Bannon, 70, had been set to stand trial beginning Dec. 9, but state Supreme Court Judge April Newbauer moved the date to Feb. 25 in a hearing Monday morning.
The case against Bannon began in late 2020, when federal investigators accused him and three associates of fraud and money laundering. Bannon and his partners set up a charity called We Build The Wall, Inc. and encouraged conservatives and Donald Trump supporters to donate and help complete Trump’s promise of a border wall on the U.S.-Mexico border.
The group raised more than $25 million with a promise that “all the money” would go to a border wall, investigators said. But a lot of the money instead landed in the pockets of Bannon and his co-conspirators, according to authorities.
Trump, 78, pardoned Bannon in the final hours of his first term as president. However, Manhattan District Attorney Alvin Bragg brought state charges against Bannon in September 2022. Trump will not be able to pardon Bannon a second time because it is not a federal case.
The jury will be allowed to hear evidence that Bannon took $600,000 from We Build The Wall and used it to pay a credit card bill that he’d racked up at a different non-profit, Newbauer ruled Monday. Bannon’s defense team had sought to prevent the introduction of such evidence.

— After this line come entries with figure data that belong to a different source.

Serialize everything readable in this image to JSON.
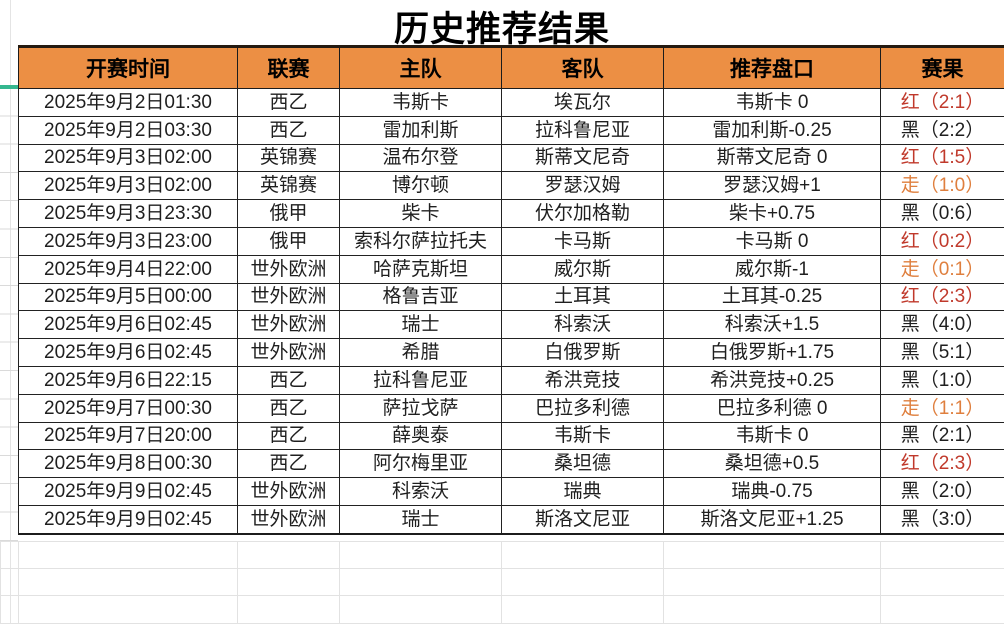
{
  "title": "历史推荐结果",
  "colors": {
    "header_bg": "#EC8F44",
    "result_red": "#C0392B",
    "result_black": "#1F1F1F",
    "result_walk": "#DF7F3E",
    "table_border": "#1C1C1C",
    "faint_grid": "#E2E2E2",
    "selection_accent": "#35B78F"
  },
  "table": {
    "headers": [
      "开赛时间",
      "联赛",
      "主队",
      "客队",
      "推荐盘口",
      "赛果"
    ],
    "rows": [
      {
        "time": "2025年9月2日01:30",
        "league": "西乙",
        "home": "韦斯卡",
        "away": "埃瓦尔",
        "handicap": "韦斯卡 0",
        "result": "红（2:1）",
        "result_type": "red"
      },
      {
        "time": "2025年9月2日03:30",
        "league": "西乙",
        "home": "雷加利斯",
        "away": "拉科鲁尼亚",
        "handicap": "雷加利斯-0.25",
        "result": "黑（2:2）",
        "result_type": "black"
      },
      {
        "time": "2025年9月3日02:00",
        "league": "英锦赛",
        "home": "温布尔登",
        "away": "斯蒂文尼奇",
        "handicap": "斯蒂文尼奇 0",
        "result": "红（1:5）",
        "result_type": "red"
      },
      {
        "time": "2025年9月3日02:00",
        "league": "英锦赛",
        "home": "博尔顿",
        "away": "罗瑟汉姆",
        "handicap": "罗瑟汉姆+1",
        "result": "走（1:0）",
        "result_type": "walk"
      },
      {
        "time": "2025年9月3日23:30",
        "league": "俄甲",
        "home": "柴卡",
        "away": "伏尔加格勒",
        "handicap": "柴卡+0.75",
        "result": "黑（0:6）",
        "result_type": "black"
      },
      {
        "time": "2025年9月3日23:00",
        "league": "俄甲",
        "home": "索科尔萨拉托夫",
        "away": "卡马斯",
        "handicap": "卡马斯 0",
        "result": "红（0:2）",
        "result_type": "red"
      },
      {
        "time": "2025年9月4日22:00",
        "league": "世外欧洲",
        "home": "哈萨克斯坦",
        "away": "威尔斯",
        "handicap": "威尔斯-1",
        "result": "走（0:1）",
        "result_type": "walk"
      },
      {
        "time": "2025年9月5日00:00",
        "league": "世外欧洲",
        "home": "格鲁吉亚",
        "away": "土耳其",
        "handicap": "土耳其-0.25",
        "result": "红（2:3）",
        "result_type": "red"
      },
      {
        "time": "2025年9月6日02:45",
        "league": "世外欧洲",
        "home": "瑞士",
        "away": "科索沃",
        "handicap": "科索沃+1.5",
        "result": "黑（4:0）",
        "result_type": "black"
      },
      {
        "time": "2025年9月6日02:45",
        "league": "世外欧洲",
        "home": "希腊",
        "away": "白俄罗斯",
        "handicap": "白俄罗斯+1.75",
        "result": "黑（5:1）",
        "result_type": "black"
      },
      {
        "time": "2025年9月6日22:15",
        "league": "西乙",
        "home": "拉科鲁尼亚",
        "away": "希洪竞技",
        "handicap": "希洪竞技+0.25",
        "result": "黑（1:0）",
        "result_type": "black"
      },
      {
        "time": "2025年9月7日00:30",
        "league": "西乙",
        "home": "萨拉戈萨",
        "away": "巴拉多利德",
        "handicap": "巴拉多利德 0",
        "result": "走（1:1）",
        "result_type": "walk"
      },
      {
        "time": "2025年9月7日20:00",
        "league": "西乙",
        "home": "薛奥泰",
        "away": "韦斯卡",
        "handicap": "韦斯卡 0",
        "result": "黑（2:1）",
        "result_type": "black"
      },
      {
        "time": "2025年9月8日00:30",
        "league": "西乙",
        "home": "阿尔梅里亚",
        "away": "桑坦德",
        "handicap": "桑坦德+0.5",
        "result": "红（2:3）",
        "result_type": "red"
      },
      {
        "time": "2025年9月9日02:45",
        "league": "世外欧洲",
        "home": "科索沃",
        "away": "瑞典",
        "handicap": "瑞典-0.75",
        "result": "黑（2:0）",
        "result_type": "black"
      },
      {
        "time": "2025年9月9日02:45",
        "league": "世外欧洲",
        "home": "瑞士",
        "away": "斯洛文尼亚",
        "handicap": "斯洛文尼亚+1.25",
        "result": "黑（3:0）",
        "result_type": "black"
      }
    ]
  },
  "empty_grid": {
    "rows": 3,
    "cols": 7
  }
}
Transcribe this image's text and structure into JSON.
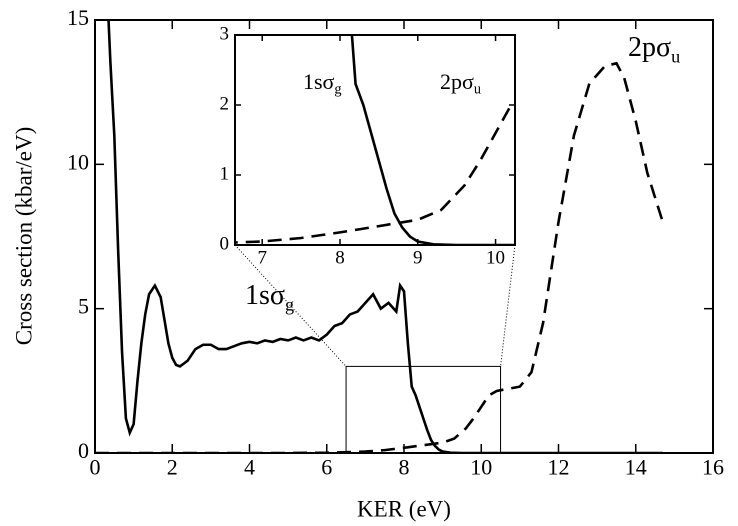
{
  "chart_data": {
    "type": "line",
    "xlabel": "KER (eV)",
    "ylabel": "Cross section (kbar/eV)",
    "xlim": [
      0,
      16
    ],
    "xticks": [
      0,
      2,
      4,
      6,
      8,
      10,
      12,
      14,
      16
    ],
    "ylim": [
      0,
      15
    ],
    "yticks": [
      0,
      5,
      10,
      15
    ],
    "series": [
      {
        "label": {
          "text": "1sσ",
          "sub": "g"
        },
        "color": "#000000",
        "dash": "solid",
        "x": [
          0.35,
          0.4,
          0.5,
          0.6,
          0.7,
          0.8,
          0.9,
          1.0,
          1.1,
          1.2,
          1.3,
          1.4,
          1.55,
          1.7,
          1.8,
          1.9,
          2.0,
          2.1,
          2.2,
          2.4,
          2.6,
          2.8,
          3.0,
          3.2,
          3.4,
          3.6,
          3.8,
          4.0,
          4.2,
          4.4,
          4.6,
          4.8,
          5.0,
          5.2,
          5.4,
          5.6,
          5.8,
          6.0,
          6.2,
          6.4,
          6.6,
          6.8,
          7.0,
          7.2,
          7.4,
          7.6,
          7.8,
          7.9,
          8.0,
          8.1,
          8.2,
          8.3,
          8.4,
          8.5,
          8.6,
          8.7,
          8.8,
          8.9,
          9.0,
          9.2,
          9.5,
          10.0,
          12.0,
          14.7
        ],
        "values": [
          15,
          13.5,
          11,
          7,
          3.5,
          1.2,
          0.7,
          1.0,
          2.5,
          3.8,
          4.8,
          5.5,
          5.8,
          5.4,
          4.6,
          3.8,
          3.3,
          3.05,
          3.0,
          3.2,
          3.6,
          3.75,
          3.75,
          3.6,
          3.6,
          3.7,
          3.8,
          3.85,
          3.8,
          3.9,
          3.85,
          3.95,
          3.9,
          4.0,
          3.9,
          4.0,
          3.9,
          4.1,
          4.4,
          4.5,
          4.8,
          4.9,
          5.2,
          5.5,
          5.0,
          5.2,
          4.9,
          5.8,
          5.6,
          3.8,
          2.3,
          2.0,
          1.6,
          1.2,
          0.8,
          0.45,
          0.25,
          0.12,
          0.05,
          0.01,
          0,
          0,
          0,
          0
        ]
      },
      {
        "label": {
          "text": "2pσ",
          "sub": "u"
        },
        "color": "#000000",
        "dash": "dashed",
        "x": [
          0,
          5,
          6,
          7,
          7.5,
          8,
          8.5,
          9,
          9.3,
          9.6,
          9.8,
          10,
          10.2,
          10.4,
          10.6,
          11,
          11.3,
          11.6,
          12,
          12.4,
          12.8,
          13.2,
          13.5,
          13.7,
          14,
          14.3,
          14.7
        ],
        "values": [
          0,
          0,
          0.01,
          0.05,
          0.1,
          0.18,
          0.27,
          0.36,
          0.5,
          0.85,
          1.2,
          1.6,
          2.0,
          2.15,
          2.2,
          2.3,
          2.8,
          4.5,
          8,
          11,
          12.8,
          13.4,
          13.5,
          13,
          11.5,
          9.7,
          8
        ]
      }
    ],
    "zoom_box": {
      "xlim": [
        6.5,
        10.5
      ],
      "ylim": [
        0,
        3
      ]
    },
    "inset": {
      "xlim": [
        6.65,
        10.25
      ],
      "xticks": [
        7,
        8,
        9,
        10
      ],
      "ylim": [
        0,
        3
      ],
      "yticks": [
        0,
        1,
        2,
        3
      ]
    }
  }
}
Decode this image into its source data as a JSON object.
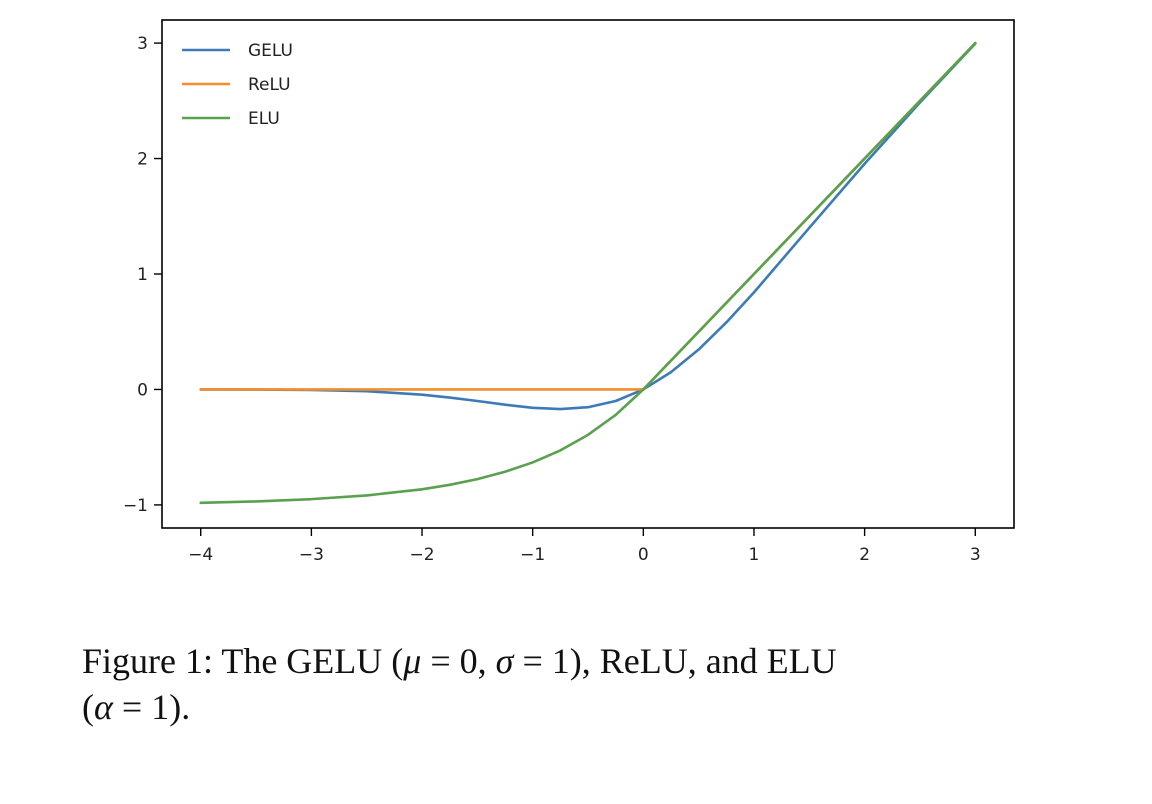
{
  "chart_data": {
    "type": "line",
    "xlim": [
      -4.35,
      3.35
    ],
    "ylim": [
      -1.2,
      3.2
    ],
    "xticks": [
      -4,
      -3,
      -2,
      -1,
      0,
      1,
      2,
      3
    ],
    "yticks": [
      -1,
      0,
      1,
      2,
      3
    ],
    "xtick_labels": [
      "−4",
      "−3",
      "−2",
      "−1",
      "0",
      "1",
      "2",
      "3"
    ],
    "ytick_labels": [
      "−1",
      "0",
      "1",
      "2",
      "3"
    ],
    "grid": false,
    "legend": {
      "placement": "top-left"
    },
    "series": [
      {
        "name": "GELU",
        "color": "#3d7ab8",
        "x": [
          -4,
          -3.5,
          -3,
          -2.5,
          -2,
          -1.75,
          -1.5,
          -1.25,
          -1,
          -0.75,
          -0.5,
          -0.25,
          0,
          0.25,
          0.5,
          0.75,
          1,
          1.5,
          2,
          2.5,
          3
        ],
        "y": [
          -0.0001,
          -0.0008,
          -0.004,
          -0.015,
          -0.045,
          -0.07,
          -0.1,
          -0.132,
          -0.159,
          -0.17,
          -0.154,
          -0.1,
          0,
          0.15,
          0.346,
          0.58,
          0.841,
          1.4,
          1.955,
          2.485,
          2.996
        ]
      },
      {
        "name": "ReLU",
        "color": "#f28e2b",
        "x": [
          -4,
          0,
          3
        ],
        "y": [
          0,
          0,
          3
        ]
      },
      {
        "name": "ELU",
        "color": "#59a14f",
        "x": [
          -4,
          -3.5,
          -3,
          -2.5,
          -2,
          -1.75,
          -1.5,
          -1.25,
          -1,
          -0.75,
          -0.5,
          -0.25,
          0,
          1,
          2,
          3
        ],
        "y": [
          -0.982,
          -0.97,
          -0.95,
          -0.918,
          -0.865,
          -0.826,
          -0.777,
          -0.713,
          -0.632,
          -0.528,
          -0.393,
          -0.221,
          0,
          1,
          2,
          3
        ]
      }
    ]
  },
  "caption": {
    "prefix": "Figure 1: The GELU (",
    "mu": "μ",
    "mid1": " = 0, ",
    "sigma": "σ",
    "mid2": " = 1), ReLU, and ELU",
    "line2_open": "(",
    "alpha": "α",
    "line2_close": " = 1)."
  }
}
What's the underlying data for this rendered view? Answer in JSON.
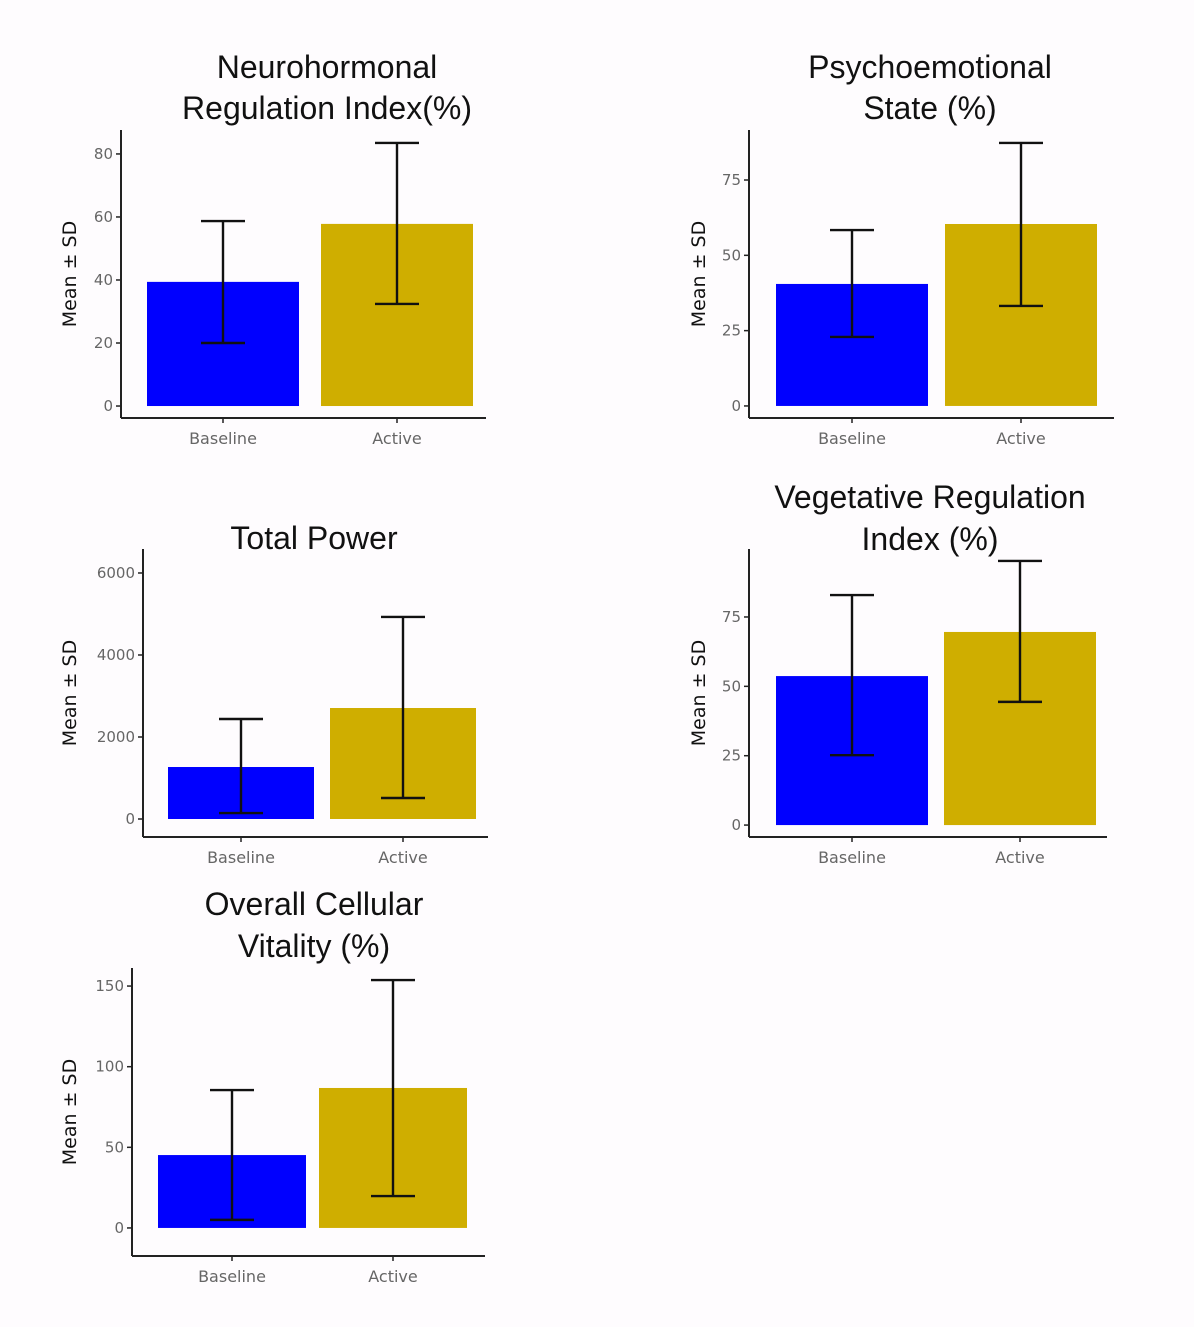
{
  "chart_data": [
    {
      "type": "bar",
      "title": [
        "Neurohormonal",
        "Regulation Index(%)"
      ],
      "ylabel": "Mean ± SD",
      "categories": [
        "Baseline",
        "Active"
      ],
      "values": [
        39.4,
        57.8
      ],
      "error_low": [
        20.0,
        32.4
      ],
      "error_high": [
        58.7,
        83.5
      ],
      "yticks": [
        0,
        20,
        40,
        60,
        80
      ],
      "ylim": [
        -3.8,
        87.6
      ],
      "colors": [
        "#0000ff",
        "#cfae00"
      ]
    },
    {
      "type": "bar",
      "title": [
        "Psychoemotional",
        "State (%)"
      ],
      "ylabel": "Mean ± SD",
      "categories": [
        "Baseline",
        "Active"
      ],
      "values": [
        40.5,
        60.4
      ],
      "error_low": [
        22.9,
        33.2
      ],
      "error_high": [
        58.4,
        87.3
      ],
      "yticks": [
        0,
        25,
        50,
        75
      ],
      "ylim": [
        -4.0,
        91.6
      ],
      "colors": [
        "#0000ff",
        "#cfae00"
      ]
    },
    {
      "type": "bar",
      "title": [
        "Total Power"
      ],
      "ylabel": "Mean ± SD",
      "categories": [
        "Baseline",
        "Active"
      ],
      "values": [
        1268,
        2707
      ],
      "error_low": [
        146,
        512
      ],
      "error_high": [
        2439,
        4927
      ],
      "yticks": [
        0,
        2000,
        4000,
        6000
      ],
      "ylim": [
        -439,
        6585
      ],
      "colors": [
        "#0000ff",
        "#cfae00"
      ]
    },
    {
      "type": "bar",
      "title": [
        "Vegetative Regulation",
        "Index (%)"
      ],
      "ylabel": "Mean ± SD",
      "categories": [
        "Baseline",
        "Active"
      ],
      "values": [
        53.7,
        69.6
      ],
      "error_low": [
        25.2,
        44.4
      ],
      "error_high": [
        82.9,
        95.2
      ],
      "yticks": [
        0,
        25,
        50,
        75
      ],
      "ylim": [
        -4.3,
        99.5
      ],
      "colors": [
        "#0000ff",
        "#cfae00"
      ]
    },
    {
      "type": "bar",
      "title": [
        "Overall Cellular",
        "Vitality (%)"
      ],
      "ylabel": "Mean ± SD",
      "categories": [
        "Baseline",
        "Active"
      ],
      "values": [
        45.2,
        86.8
      ],
      "error_low": [
        5.0,
        19.8
      ],
      "error_high": [
        85.5,
        153.7
      ],
      "yticks": [
        0,
        50,
        100,
        150
      ],
      "ylim": [
        -17.4,
        161.2
      ],
      "colors": [
        "#0000ff",
        "#cfae00"
      ]
    }
  ]
}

“Stephen Bannon acted as the architect of a multimillion-dollar scheme to defraud thousands of donors across the country – including hundreds of Manhattan residents,” Bragg said in a statement at the time.
Bannon, who has pleaded not guilty, was released in late October after four months at a federal prison in Connecticut. He had been convicted of contempt of Congress for refusing to testify in front of a House of Representatives committee investigating the Jan. 6, 2021, attack on the Capitol.
Though Trump pardoned Bannon in the original case, he left the co-conspirators on the hook. Brian Kolfage and Andrew Badolato pleaded guilty in April 2022, and Timothy Shea was convicted in October 2023. They each received prison terms of at least three years, and they were not charged in the New York state case.